Here is my take on the article. Definitely written by someone way smarter than me. I want to highlight a few passages because I wrote my first piece before reading this. A lot of the points are the same, but it does not really address the Crossfit Endurance proposition that if you make your body able to function on fat, than you will expend less carbohydrate during your event, thus saving more glycogen for your brain and muscles.

“Remember also that muscle glycogen is committed to be used by muscle and cannot assist in maintaining blood sugar levels. Therefore should no additional carbohydrate be ingested during prolonged exercise, the task of maintaining blood glucose levels rests firmly on the liver’s glycogen stores and gluconeogenesis (the manufacturing of glucose from plasma amino acids). Oxidation of blood glucose at 70-80% VO2 max is about 1.0 g/min or about 60 g/hour. Therefore it can be predicted that even with full glycogen stores, a less conditioned athlete’s liver will be depleted of its carbohydrate within and hour and three quarters of continuous moderate intensity exercise.”

So there are really two ways around this issue, you either keep topping off or find a different fuel. If you think of your body as a hybrid solar/gas powered car, there are some functions that only gas (glycogen) can do and some that both can do (fat is solar). All are in agreement that the muscles can only go on gas, but the air conditioning, radio, GPS, etc can all run on solar power. This is like your body. All of your non-musclar organs need to keep going while you are doing your race. These organs can use either sugar or fat. So the more fat you can make them burn, the more sugar you save for the muscles, the better use of space you are making in your gas tank.

“For an untrained individual consuming a high carbohydrate (75%) diet, glycogen stores may increase up to 130g and 360g for liver and muscle respectively for a total storage of 490g.For an athlete training on a daily basis consuming a normal diet (45% carbohydrate), glycogen levels approximate 55g and 280g for liver and muscle respectively yielding a total of 330g. However, should this same well-conditioned athlete consume a high diet (75% carbohydrate), their total carbohydrate reserves may soar up to 880g with approximately 160g stored in the liver and 720g in the muscle.”

This makes perfect sense to me as an adaptation and mechanism.

“Firstly, glycogen storage is associated with a concomitant storage of water. It is estimated that every gram of glycogen stored is associated with about 2.7g of water. Therefore, a well-conditioned athlete with total glycogen stores approaching 800g will find their body weight about 2kg heavier at the start of the race. This increased body weight will have implications on running economy and performance at least near the beginning of the event when energy reserves will be high.”

I don’t really know that an extra 2kg will really have that detrimental of an effect on running efficiency, especially when you compare it to the effects of dehydration on running.

“Another drawback to carbohydrate loading if performed incorrectly is gastric/intestinal upset. Very large amounts of ingested carbohydrate can affect the osmolarity of the intestine. In other words, carbohydrates (especially simple/processed sugars) in the intestine draw water into the gut by osmosis affecting the water balance and may cause intestinal upset and diarrhea.”

I have experienced this on several occasions. Not a lot of fun.

I am at a loss how to wrap up this huge post.

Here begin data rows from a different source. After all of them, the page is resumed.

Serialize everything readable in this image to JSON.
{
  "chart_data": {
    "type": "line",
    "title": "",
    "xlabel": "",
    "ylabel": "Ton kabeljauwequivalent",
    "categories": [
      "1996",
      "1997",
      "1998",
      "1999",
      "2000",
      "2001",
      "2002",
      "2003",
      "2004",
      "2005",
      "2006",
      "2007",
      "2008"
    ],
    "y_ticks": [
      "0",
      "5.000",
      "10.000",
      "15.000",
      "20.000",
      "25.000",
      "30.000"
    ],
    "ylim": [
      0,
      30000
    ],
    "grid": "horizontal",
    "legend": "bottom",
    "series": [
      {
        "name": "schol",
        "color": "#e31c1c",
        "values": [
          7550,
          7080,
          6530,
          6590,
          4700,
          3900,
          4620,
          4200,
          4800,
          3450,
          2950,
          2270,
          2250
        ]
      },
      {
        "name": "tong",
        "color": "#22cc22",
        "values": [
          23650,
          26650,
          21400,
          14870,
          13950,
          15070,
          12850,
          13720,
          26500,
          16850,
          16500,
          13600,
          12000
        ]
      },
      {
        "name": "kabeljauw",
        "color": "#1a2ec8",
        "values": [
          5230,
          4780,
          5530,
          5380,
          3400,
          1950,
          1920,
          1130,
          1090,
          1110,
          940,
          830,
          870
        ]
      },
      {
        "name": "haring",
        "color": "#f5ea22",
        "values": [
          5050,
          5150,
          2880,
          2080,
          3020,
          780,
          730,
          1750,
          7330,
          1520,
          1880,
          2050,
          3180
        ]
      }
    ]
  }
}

I was unaware of the exact quantities, how, and the why behind effectively increasing your glycogen stores prior to a race, but it is fascinating and something I will recommend to endurance athletes in the future. I suspect that people who eat a lower carbohydrate diet will need to adjust to protocol a little bit. I think that they may get more for less with carboloading, but I see only good that could happen for following this as part of your taper for a race week.

Maximizing the use of fat stores, which are larger in your body than glycogen stores, will allow you to most efficiently fuel your muscles with glycogen during an endurance activity. No matter how big your gas tank, if you can use a near unlimited fuel source for your trip you will be able to get more miles out of it.